Saturday, May 19, 2007

The Grrrls With the Bad Reputation

Bikini Kill were one of the first and most famous bands to be associated with the riot grrrl movement that sprang out of the Pacific Northwest in the early 1990s. Riot grrrl was a feminist reworking off punk rock that took the confrontational, anti-establishment, DIY attitude of punk and focused it on women's issues and empowerment. Riot grrrl was a response to and refuge from the sexism and boys-only mentality of both punk and mainstream music, and a venue for young women to express their nascent explorations into feminism.

Early Bikini Kill was very adolescent both in sound and philosophy, taking a "1, 2, Fuck You" approach to feminism. They were awkward, messy, full of energy and heart but lacked songwriting chops, and were overeager and undersubtle. Their first tape came out around 1990, and then they had a split LP with Huggy Bear in 1992, which were later paired around 1994 into "The CD Version of Their First Two Albums". There are some great songs on this disc, which was partially produced by punk legend Ian MacKaye. "Carnival" is a great punk song, and "Double Dare Ya" kicks things off with a healthy dose of anger. Mostly though, the songs are more full of possibility hindered by a lack of musical ability and maturity. Case in point: The chorus of "White Boy" : "White boy/don't cry/Just die!" It just doesn't quite work as either a chorus or a philosophy. This is the sound of a bunch of excited and pissed off girls (and a guy) in their garage furiously trying to put all of their thoughts into songs, and getting it a little mixed up in the process.

However clumsy their first release is, though, it is full of unrestrained energy. 15 years later it is still hard not to get caught up in their excitement when singer Kathleen Hannah screams "I double dare ya, girl-fuckin'-friend!!"

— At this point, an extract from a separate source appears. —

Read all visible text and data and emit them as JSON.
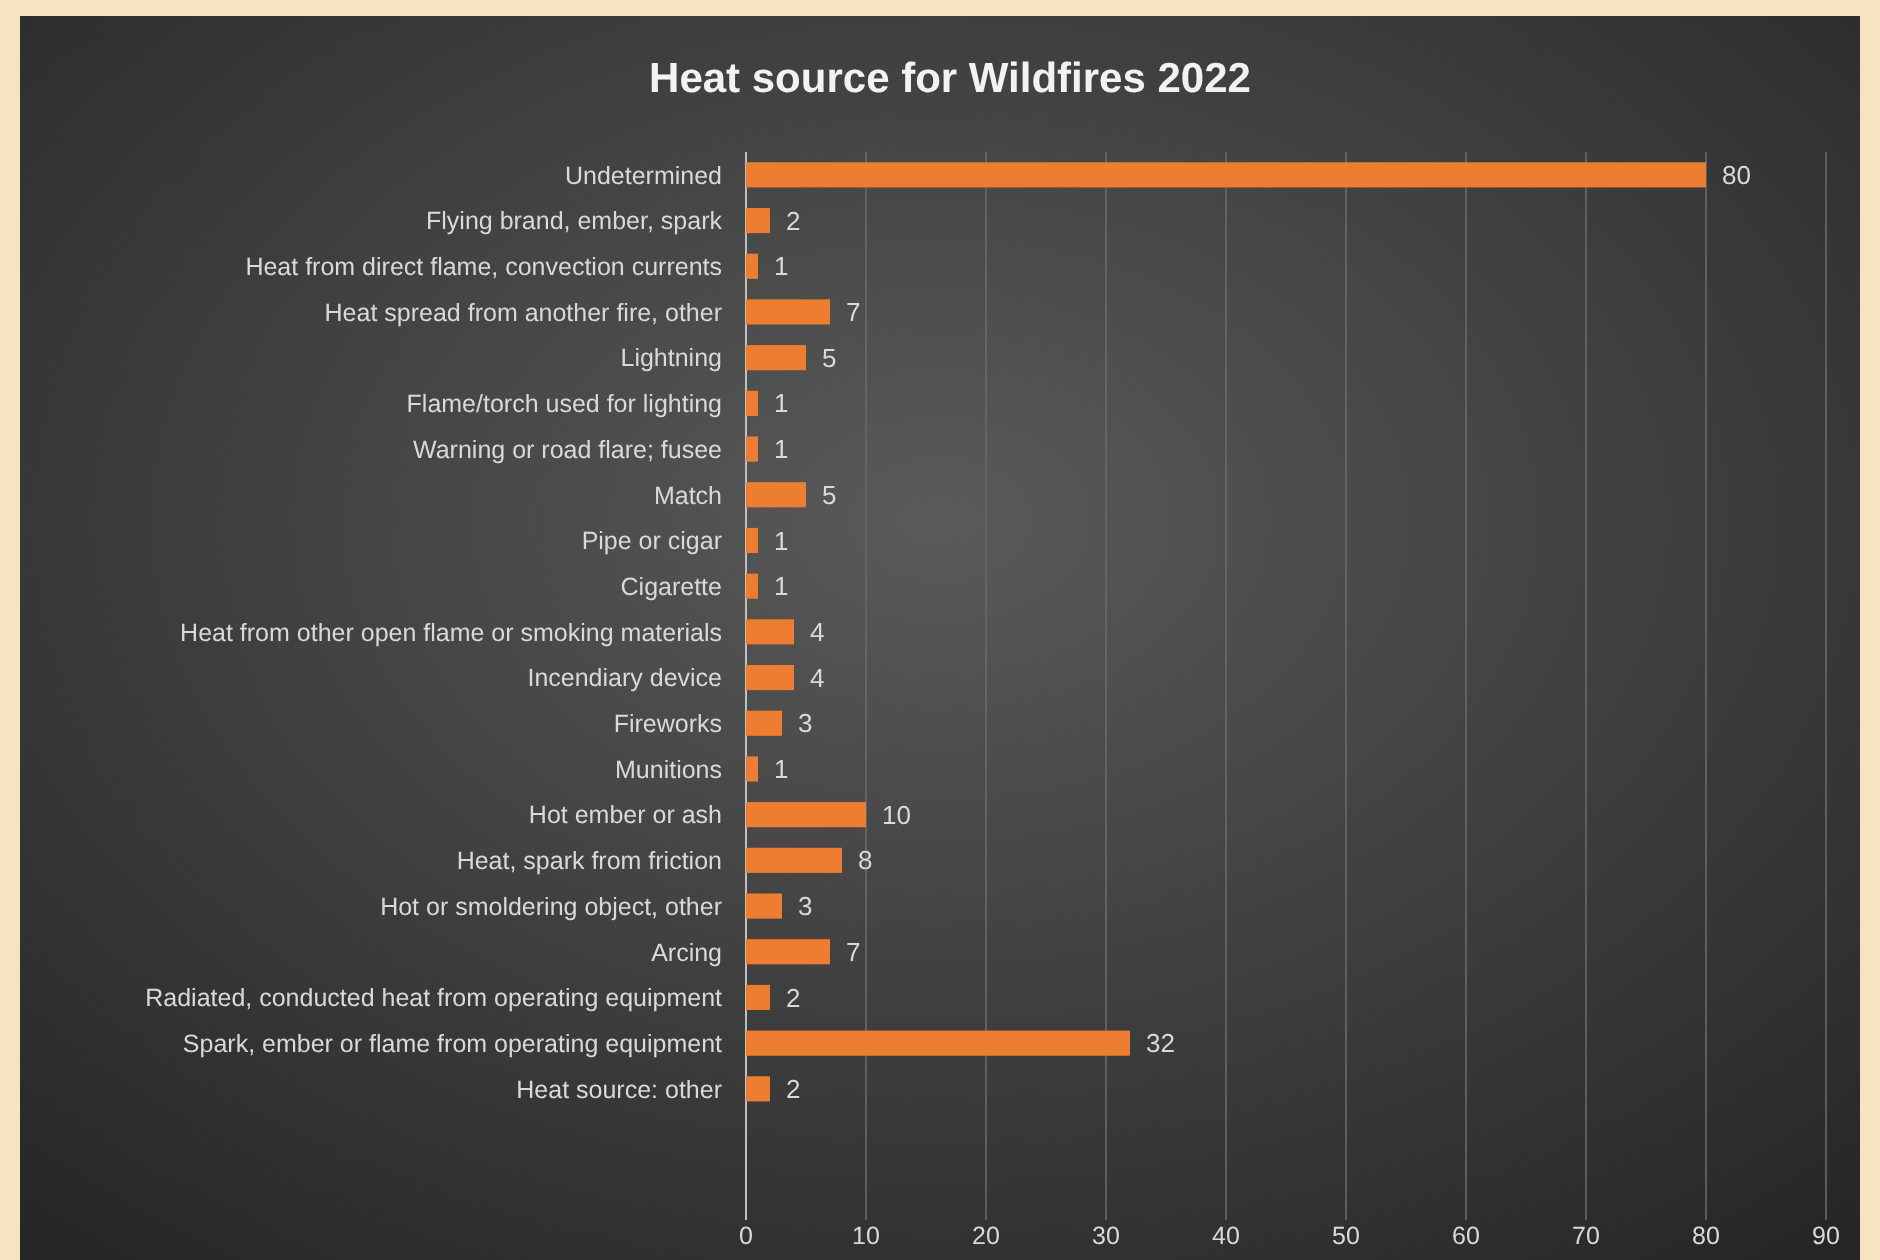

In 1993 they recorded their first proper album, Pussy Whipped. Pussy Whipped was a step forward for the band, showing off improved songwriting skills. The basic 1-2 punk off their earlier work was replaced with a dirtier, grungier sound, and the lyrics were a little less obvious. My favorite track is the chaotic, manic "Star Bellied Boy", which seems to be an attack on a date rapist. Hannah starts the song off screaming "He said he wanted to/just touch you" before hitting the chorus of "Star bellied boy different from the rest/prove you're different from the rest/you're no fucking different from the rest!" before yelling the final refrain "Why do I cry/every time I cum?/I can't I can't I can't cum!"

It's both heavy and empowering. Here is someone laying out sexual abuse while calling the fucker out for it.

In 1996, the came out with their masterpiece, "Reject All-American". The noisy chaos of their earlier work was replaced by better, cleaner production and actual hooks. It was a little like a punkier Go-Gos, catchy, fun, and smart. One of the highlights was the two-minute blast "Capri Pants" , a declaration of The Love That Cannot Be Named that has Hannah declaring "It feels so good it must be wrong!" The album was followed with a ton of singles that were eventually collected as 1998's "The Singles", which is a must-have. It features one of Bikini Kill's best songs, "I Like Fucking". This song shows how far the ladies came since their days as angry riot grrrls dealing with the darkest sides of gender relations, seeing males as adversaries, and recovering from inequality and abuse.
"Just cuz my world is so goddamn fucking full of rape/Does that mean that my body must always be a source of pain?" Hannah asks, before declaring "I believe in the radical possibilities of pleasure!" It is a truly empowering song, and hints at the sex-positive feminism embodied by artists like Peaches. The fact that this has largely been degenerated in the mainstream into sluttiness-as-feminism just makes the whole thing that much more bittersweet.

By the late nineties Riot Grrrl was being used to sell everything from the spice girls to lipstick, as Madison Avenue jumped on the opportunity to use empowerment to sell the same tired stereotypes to women. Bikini Kill was distracted by multiple side-projects and celebrity, and drowning in scene politics. Like all punk bands, Bikini Kill was more focused on issues in the scene than issues in the larger world, and eventually caved into the pressure and broke up in 1998. Kathleen Hannah went new wave, replacing hooks and sincerity with keyboards and boring irony. The other ladies went on to form several superfluous indie rock bands that drowned in their own jadedness. Still, I can't be that disappointed by the Frumpies or Le Tigre. Bikini Kill left a large legacy, and I think they've inspired a lot of young women to form bands of their own, and have helped make feminism a more acceptable concept. Plus, they fucking rock, which is why they are and will forever be one of my favorite bands.